From The Globe and Mail article
Almost 20 per cent of Toronto family physicians are considering closing their practices in the next five years, according to a new study warning that more residents of Canada’s largest city could soon have trouble finding a doctor.
The findings are based on a survey of family physicians conducted in January, 2021 – at the height of the second wave of the pandemic. Of 439 doctors in Toronto who answered a question about their plans for the future, 77, or 17.5 per cent, said they were thinking of winding down their practice.
“To me, that was a really surprising number,” said Tara Kiran, the lead author of the study, which was published Monday in the journal Canadian Family Physician.
In a related study published in September, Dr.
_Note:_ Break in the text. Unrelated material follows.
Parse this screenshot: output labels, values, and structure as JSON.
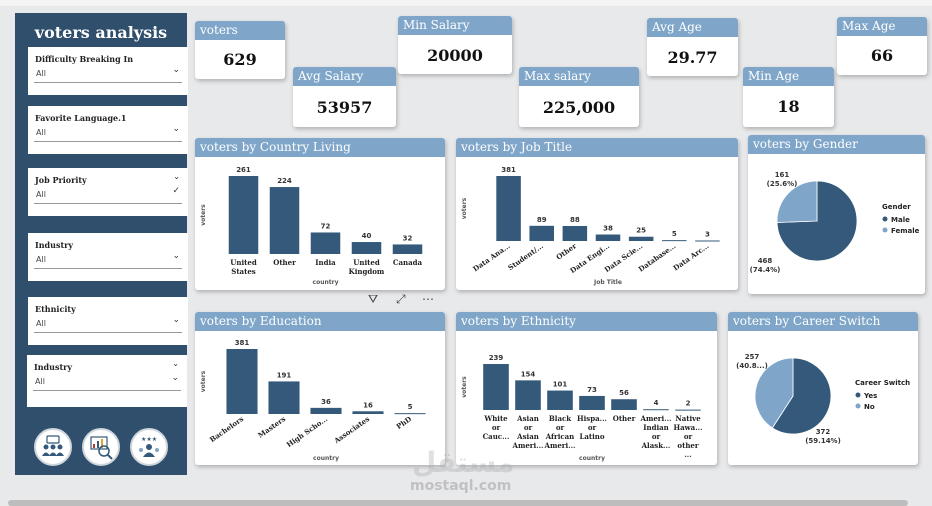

Kiran and her fellow researchers at Unity Health Toronto and the non-profit research institute ICES mined Ontario Health Insurance Plan (OHIP) billing data to discover that almost three per cent of the province’s doctors had stopped practising during the first six months of the pandemic, about twice the normal rate.
Which is why Dr. Kiran, a family doctor at St. Michael’s Academic Family Health Team in Toronto, was startled to find significantly more doctors were thinking of giving up on office-based primary care.
“Here it was 17 per cent, almost one in five doctors, considering closing their practice,” she said. “If you’d asked me for an estimate before doing the survey, I would not have estimated something nearly that high.”